The results were discouraging. The cities—which spanned from Buffalo, N.Y., to Little Rock, Ark., to Long Beach, Calif.—had only between one-third to one-half of the supports needed to provide healthy living and learning environments for their children. Yet, the solution is clear: Organize the various services that children and their families need, and deliver them through an accessible, centralized system that is ideally based on school property.

It’s an idea that’s flourished since the 1970s when public-health pioneers in St. Paul, Minn.; Cambridge, Mass.; and Dallas began piloting the nation’s first school-based health centers as a way to administer health care to children from birth to age 18. By the time the first official census of school-based health centers was conducted by the Center for Population Options in 1985, 31 school clinics had sprouted up across 18 cities. Today, there are nearly 3,000 school-based access points serving a staggering 6.3 million students on 10,000 school campuses, according to the 2016-17 National School-Based Health Care Census. Research shows that school-based health centers powerfully (and cost-effectively) expand health-care access and support academic achievement.

The School-Based Health Alliance has collected data for two decades on this model, and in the process we’ve learned a great deal about the conditions necessary for school health centers to foster vibrant, healthy communities:

1. Community coalitions and testimony should focus on building crucial support at the state and local levels.

While attention is often placed on federal policies, we’ve learned that local and state elected officials actually hold more power to implement support systems for children. They’re also more likely to work across party lines than national politicians, as they can more directly hear from constituents whose lives are bettered by the model.

2. Sustainable funding policies are necessary for real success.

The financial model of school-based health varies by community, but the basic building blocks for sustainable programs involve a creative blending of insurance reimbursement (both Medicaid and commercial insurers), public and private grants from federal, state, and local governments, and in-kind community support.

3. Collaborating with partners is essential.

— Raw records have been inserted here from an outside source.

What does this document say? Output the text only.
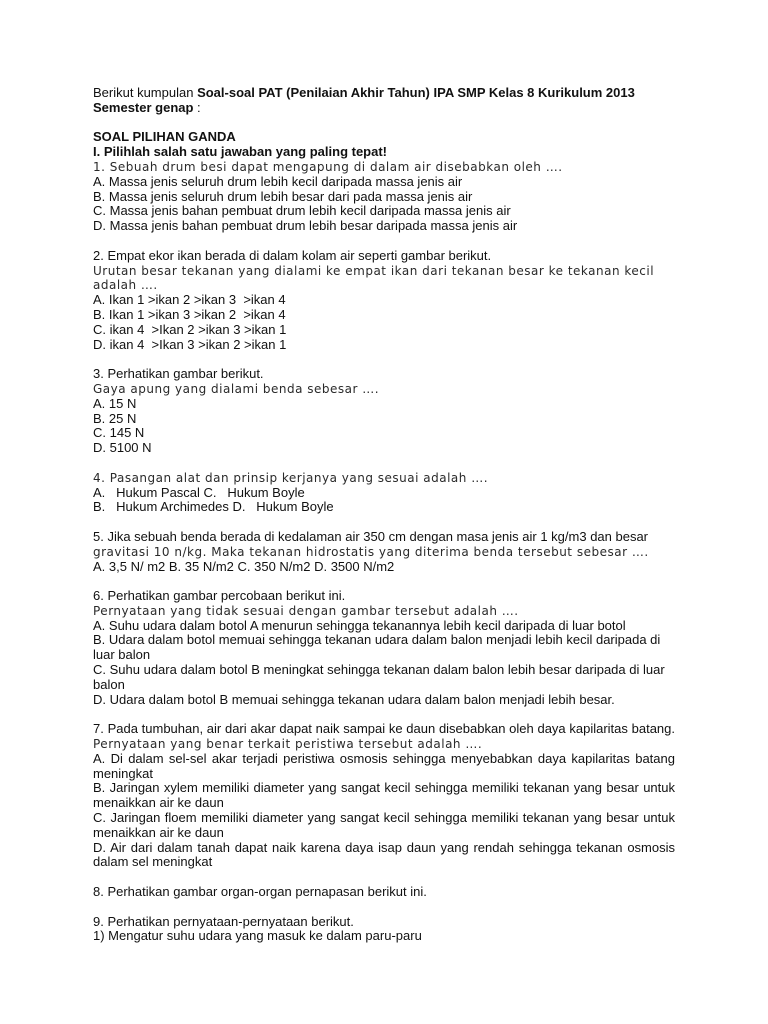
Berikut kumpulan Soal-soal PAT (Penilaian Akhir Tahun) IPA SMP Kelas 8 Kurikulum 2013 Semester genap :

SOAL PILIHAN GANDA

I. Pilihlah salah satu jawaban yang paling tepat!

1. Sebuah drum besi dapat mengapung di dalam air disebabkan oleh ….

A. Massa jenis seluruh drum lebih kecil daripada massa jenis air

B. Massa jenis seluruh drum lebih besar dari pada massa jenis air

C. Massa jenis bahan pembuat drum lebih kecil daripada massa jenis air

D. Massa jenis bahan pembuat drum lebih besar daripada massa jenis air

2. Empat ekor ikan berada di dalam kolam air seperti gambar berikut.

Urutan besar tekanan yang dialami ke empat ikan dari tekanan besar ke tekanan kecil adalah ….

A. Ikan 1 >ikan 2 >ikan 3  >ikan 4

B. Ikan 1 >ikan 3 >ikan 2  >ikan 4

C. ikan 4  >Ikan 2 >ikan 3 >ikan 1

D. ikan 4  >Ikan 3 >ikan 2 >ikan 1

3. Perhatikan gambar berikut.

Gaya apung yang dialami benda sebesar ….

A. 15 N

B. 25 N

C. 145 N

D. 5100 N

4. Pasangan alat dan prinsip kerjanya yang sesuai adalah ….

A.   Hukum Pascal C.   Hukum Boyle

B.   Hukum Archimedes D.   Hukum Boyle

5. Jika sebuah benda berada di kedalaman air 350 cm dengan masa jenis air 1 kg/m3 dan besar

gravitasi 10 n/kg. Maka tekanan hidrostatis yang diterima benda tersebut sebesar ….

A. 3,5 N/ m2 B. 35 N/m2 C. 350 N/m2 D. 3500 N/m2

6. Perhatikan gambar percobaan berikut ini.

Pernyataan yang tidak sesuai dengan gambar tersebut adalah ….

A. Suhu udara dalam botol A menurun sehingga tekanannya lebih kecil daripada di luar botol

B. Udara dalam botol memuai sehingga tekanan udara dalam balon menjadi lebih kecil daripada di luar balon

C. Suhu udara dalam botol B meningkat sehingga tekanan dalam balon lebih besar daripada di luar balon

D. Udara dalam botol B memuai sehingga tekanan udara dalam balon menjadi lebih besar.

7. Pada tumbuhan, air dari akar dapat naik sampai ke daun disebabkan oleh daya kapilaritas batang. Pernyataan yang benar terkait peristiwa tersebut adalah ….

A. Di dalam sel-sel akar terjadi peristiwa osmosis sehingga menyebabkan daya kapilaritas batang meningkat

B. Jaringan xylem memiliki diameter yang sangat kecil sehingga memiliki tekanan yang besar untuk menaikkan air ke daun

C. Jaringan floem memiliki diameter yang sangat kecil sehingga memiliki tekanan yang besar untuk menaikkan air ke daun

D. Air dari dalam tanah dapat naik karena daya isap daun yang rendah sehingga tekanan osmosis dalam sel meningkat

8. Perhatikan gambar organ-organ pernapasan berikut ini.

9. Perhatikan pernyataan-pernyataan berikut.

1) Mengatur suhu udara yang masuk ke dalam paru-paru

When the integration of health and education partners is seamless—meaning one is not a “guest” in the other’s space—great things happen. School attendance improves, chronic conditions are better managed, and behavioral conditions get quick, expert attention. A good health partner understands the culture of education and sees its contributions primarily through the lens of academic success: keeping students in their seats and learning.

We envision a day, and soon, when every young person in America—whatever their ZIP code—has nutritious food and safe drinking water, secure and affordable housing, opportunities for play and recreation, and safe routes to school. We want their schools to be places where they can get treated for chronic physical and mental-health conditions and access medical, behavioral, and oral-health services. We want their school climate and discipline policies to draw on positive, effective techniques like restorative justice, instead of suspension and expulsion.

It’s time we transformed our academic institutions into vibrant hubs that focus on a child’s whole well-being—body, mind, and spirit. School-community health-care partnerships have demonstrated their capacity to deliver on that vision.